Experimental Investigation on Intake Air Temperature and Air-Fuel Ratio Dependence of Random and Deterministic Cyclic Variability in a Homogeneous Charge Compression Ignition Engine

Due to the increasingly stricter emission legislations and growing demand for lower fuel consumption, there have been significant efforts to improve combustion efficiency, while satisfying the emission requirements. Homogenous Charge Compression Ignition (HCCI) combustion offers significant efficiency improvements compared to conventional gasoline engines. However, due to the nature of HCCI, fully homogeneous charge HCCI combustion can be realized only in a limited operating range. Control of HCCI engines to obtain the desirable operation requires understanding of how different charge variables influence the cyclic variations in HCCI combustion. Under certain operating conditions, HCCI engines exhibit large cyclic variations in ignition timing. Cyclic variability ranging from stochastic to deterministic patterns can be observed. One important design goal for engine development is to minimize cyclic variability. A small amount of cyclic variability can produce undesirable engine vibrations. At the same time, larger cyclic variability leads to increased hydrocarbon emissions. To control HCCI ignition timing, it is often necessary to know the characteristics of HCCI cyclic variations.

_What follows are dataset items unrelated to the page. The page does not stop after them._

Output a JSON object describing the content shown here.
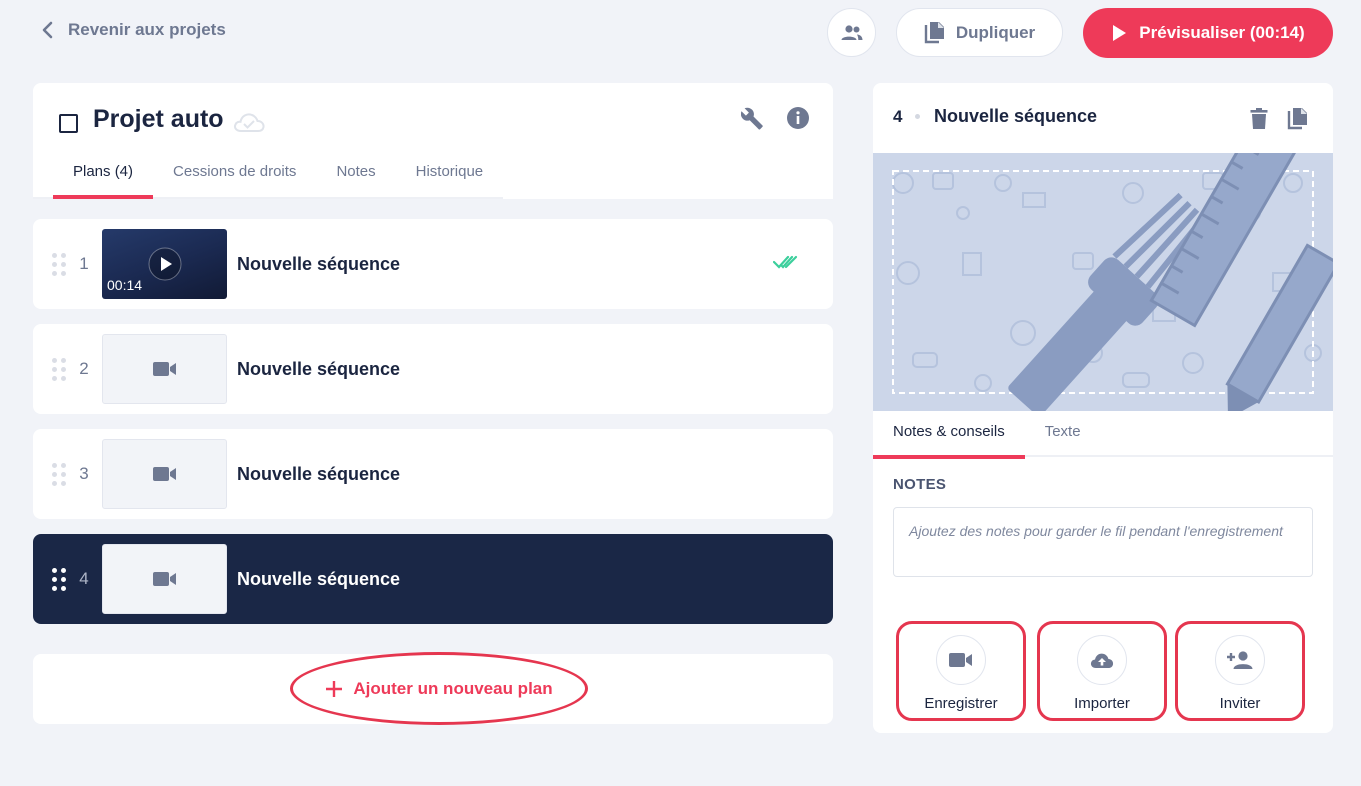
{
  "header": {
    "back_label": "Revenir aux projets",
    "duplicate_label": "Dupliquer",
    "preview_label": "Prévisualiser (00:14)"
  },
  "project": {
    "title": "Projet auto",
    "tabs": [
      {
        "label": "Plans (4)",
        "active": true
      },
      {
        "label": "Cessions de droits",
        "active": false
      },
      {
        "label": "Notes",
        "active": false
      },
      {
        "label": "Historique",
        "active": false
      }
    ]
  },
  "plans": [
    {
      "number": "1",
      "title": "Nouvelle séquence",
      "duration": "00:14",
      "has_video": true,
      "validated": true,
      "selected": false
    },
    {
      "number": "2",
      "title": "Nouvelle séquence",
      "has_video": false,
      "selected": false
    },
    {
      "number": "3",
      "title": "Nouvelle séquence",
      "has_video": false,
      "selected": false
    },
    {
      "number": "4",
      "title": "Nouvelle séquence",
      "has_video": false,
      "selected": true
    }
  ],
  "add_plan_label": "Ajouter un nouveau plan",
  "detail": {
    "number": "4",
    "title": "Nouvelle séquence",
    "tabs": [
      {
        "label": "Notes & conseils",
        "active": true
      },
      {
        "label": "Texte",
        "active": false
      }
    ],
    "notes_label": "NOTES",
    "notes_placeholder": "Ajoutez des notes pour garder le fil pendant l'enregistrement",
    "actions": [
      {
        "label": "Enregistrer",
        "icon": "video-camera-icon"
      },
      {
        "label": "Importer",
        "icon": "cloud-upload-icon"
      },
      {
        "label": "Inviter",
        "icon": "add-person-icon"
      }
    ]
  },
  "colors": {
    "accent": "#ee3a59",
    "navy": "#1a2746",
    "background": "#f1f3f8",
    "validated": "#3ccf9c"
  }
}
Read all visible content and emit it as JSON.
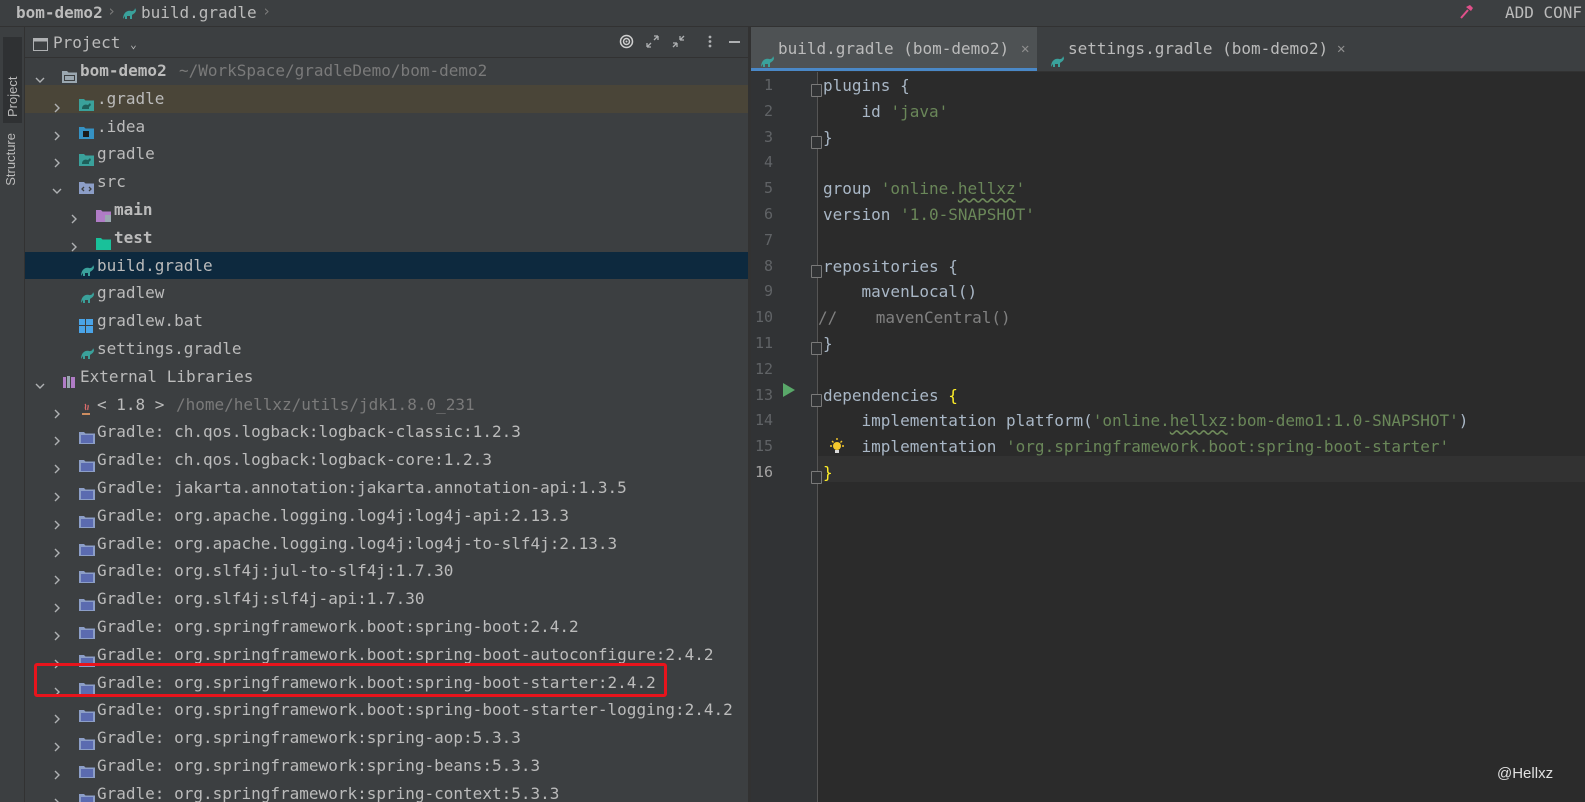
{
  "breadcrumb": {
    "project": "bom-demo2",
    "file": "build.gradle"
  },
  "top_right_label": "ADD CONF",
  "tool_stripe": {
    "project_tab": "Project",
    "structure_tab": "Structure"
  },
  "project_panel": {
    "title": "Project",
    "tree": [
      {
        "label": "bom-demo2",
        "path": "~/WorkSpace/gradleDemo/bom-demo2",
        "indent": 0,
        "expanded": true,
        "icon": "module-folder-icon",
        "bold": true
      },
      {
        "label": ".gradle",
        "indent": 1,
        "expanded": false,
        "icon": "gradle-folder-icon",
        "highlight": true
      },
      {
        "label": ".idea",
        "indent": 1,
        "expanded": false,
        "icon": "idea-folder-icon"
      },
      {
        "label": "gradle",
        "indent": 1,
        "expanded": false,
        "icon": "gradle-folder-icon"
      },
      {
        "label": "src",
        "indent": 1,
        "expanded": true,
        "icon": "source-folder-icon"
      },
      {
        "label": "main",
        "indent": 2,
        "expanded": false,
        "icon": "main-folder-icon",
        "bold": true
      },
      {
        "label": "test",
        "indent": 2,
        "expanded": false,
        "icon": "test-folder-icon",
        "bold": true
      },
      {
        "label": "build.gradle",
        "indent": 1,
        "icon": "gradle-file-icon",
        "selected": true
      },
      {
        "label": "gradlew",
        "indent": 1,
        "icon": "gradle-file-icon"
      },
      {
        "label": "gradlew.bat",
        "indent": 1,
        "icon": "windows-file-icon"
      },
      {
        "label": "settings.gradle",
        "indent": 1,
        "icon": "gradle-file-icon"
      },
      {
        "label": "External Libraries",
        "indent": 0,
        "expanded": true,
        "icon": "library-icon"
      },
      {
        "label": "< 1.8 >",
        "path": "/home/hellxz/utils/jdk1.8.0_231",
        "indent": 1,
        "expanded": false,
        "icon": "jdk-icon"
      },
      {
        "label": "Gradle: ch.qos.logback:logback-classic:1.2.3",
        "indent": 1,
        "expanded": false,
        "icon": "library-folder-icon"
      },
      {
        "label": "Gradle: ch.qos.logback:logback-core:1.2.3",
        "indent": 1,
        "expanded": false,
        "icon": "library-folder-icon"
      },
      {
        "label": "Gradle: jakarta.annotation:jakarta.annotation-api:1.3.5",
        "indent": 1,
        "expanded": false,
        "icon": "library-folder-icon"
      },
      {
        "label": "Gradle: org.apache.logging.log4j:log4j-api:2.13.3",
        "indent": 1,
        "expanded": false,
        "icon": "library-folder-icon"
      },
      {
        "label": "Gradle: org.apache.logging.log4j:log4j-to-slf4j:2.13.3",
        "indent": 1,
        "expanded": false,
        "icon": "library-folder-icon"
      },
      {
        "label": "Gradle: org.slf4j:jul-to-slf4j:1.7.30",
        "indent": 1,
        "expanded": false,
        "icon": "library-folder-icon"
      },
      {
        "label": "Gradle: org.slf4j:slf4j-api:1.7.30",
        "indent": 1,
        "expanded": false,
        "icon": "library-folder-icon"
      },
      {
        "label": "Gradle: org.springframework.boot:spring-boot:2.4.2",
        "indent": 1,
        "expanded": false,
        "icon": "library-folder-icon"
      },
      {
        "label": "Gradle: org.springframework.boot:spring-boot-autoconfigure:2.4.2",
        "indent": 1,
        "expanded": false,
        "icon": "library-folder-icon"
      },
      {
        "label": "Gradle: org.springframework.boot:spring-boot-starter:2.4.2",
        "indent": 1,
        "expanded": false,
        "icon": "library-folder-icon",
        "annotated": true
      },
      {
        "label": "Gradle: org.springframework.boot:spring-boot-starter-logging:2.4.2",
        "indent": 1,
        "expanded": false,
        "icon": "library-folder-icon"
      },
      {
        "label": "Gradle: org.springframework:spring-aop:5.3.3",
        "indent": 1,
        "expanded": false,
        "icon": "library-folder-icon"
      },
      {
        "label": "Gradle: org.springframework:spring-beans:5.3.3",
        "indent": 1,
        "expanded": false,
        "icon": "library-folder-icon"
      },
      {
        "label": "Gradle: org.springframework:spring-context:5.3.3",
        "indent": 1,
        "expanded": false,
        "icon": "library-folder-icon"
      }
    ]
  },
  "editor": {
    "tabs": [
      {
        "label": "build.gradle (bom-demo2)",
        "active": true
      },
      {
        "label": "settings.gradle (bom-demo2)",
        "active": false
      }
    ],
    "current_line": 16,
    "lines": [
      {
        "n": "1",
        "parts": [
          [
            "plain",
            "plugins {"
          ]
        ],
        "fold": true
      },
      {
        "n": "2",
        "parts": [
          [
            "plain",
            "    id "
          ],
          [
            "str",
            "'java'"
          ]
        ]
      },
      {
        "n": "3",
        "parts": [
          [
            "plain",
            "}"
          ]
        ],
        "fold": true
      },
      {
        "n": "4",
        "parts": []
      },
      {
        "n": "5",
        "parts": [
          [
            "plain",
            "group "
          ],
          [
            "str",
            "'online."
          ],
          [
            "strsq",
            "hellxz"
          ],
          [
            "str",
            "'"
          ]
        ]
      },
      {
        "n": "6",
        "parts": [
          [
            "plain",
            "version "
          ],
          [
            "str",
            "'1.0-SNAPSHOT'"
          ]
        ]
      },
      {
        "n": "7",
        "parts": []
      },
      {
        "n": "8",
        "parts": [
          [
            "plain",
            "repositories {"
          ]
        ],
        "fold": true
      },
      {
        "n": "9",
        "parts": [
          [
            "plain",
            "    mavenLocal()"
          ]
        ]
      },
      {
        "n": "10",
        "parts": [
          [
            "cmt",
            "//    mavenCentral()"
          ]
        ],
        "shift": -5
      },
      {
        "n": "11",
        "parts": [
          [
            "plain",
            "}"
          ]
        ],
        "fold": true
      },
      {
        "n": "12",
        "parts": []
      },
      {
        "n": "13",
        "parts": [
          [
            "plain",
            "dependencies "
          ],
          [
            "brace",
            "{"
          ]
        ],
        "fold": true
      },
      {
        "n": "14",
        "parts": [
          [
            "plain",
            "    implementation platform("
          ],
          [
            "str",
            "'online."
          ],
          [
            "strsq",
            "hellxz"
          ],
          [
            "str",
            ":bom-demo1:1.0-SNAPSHOT'"
          ],
          [
            "plain",
            ")"
          ]
        ]
      },
      {
        "n": "15",
        "parts": [
          [
            "plain",
            "    implementation "
          ],
          [
            "str",
            "'org.springframework.boot:spring-boot-starter'"
          ]
        ]
      },
      {
        "n": "16",
        "parts": [
          [
            "brace",
            "}"
          ]
        ],
        "fold": true
      }
    ]
  },
  "watermark": "@Hellxz",
  "colors": {
    "annotation_box": "#e8141c",
    "selection": "#0d293e",
    "accent_tab": "#4a88c7"
  }
}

This study investigated the cyclic variations in HCCI combustion ignition timing using a range of experimental data with varying intake air temperature and air-fuel ratio at different engine speeds. Temporal dynamics of cyclic variations in HCCI combustion is analyzed using statistical and chaotic theory methods. The analysis of cyclic variation of combustion phasing for a gasoline fuelled HCCI combustion engine is performed. A symbol-sequence statistics method is used to find the occurrence of possible probabilities of the data points under the same operating conditions. The results show that as fuel air mixture becomes richer, the determinism in the ignition timing increases. The quantile return map of the cycle based time series of ignition timing values also confirm that deterministic portion of dynamics occurring in a HCCI engine increases as charge becomes richer or the intake air temperature increases.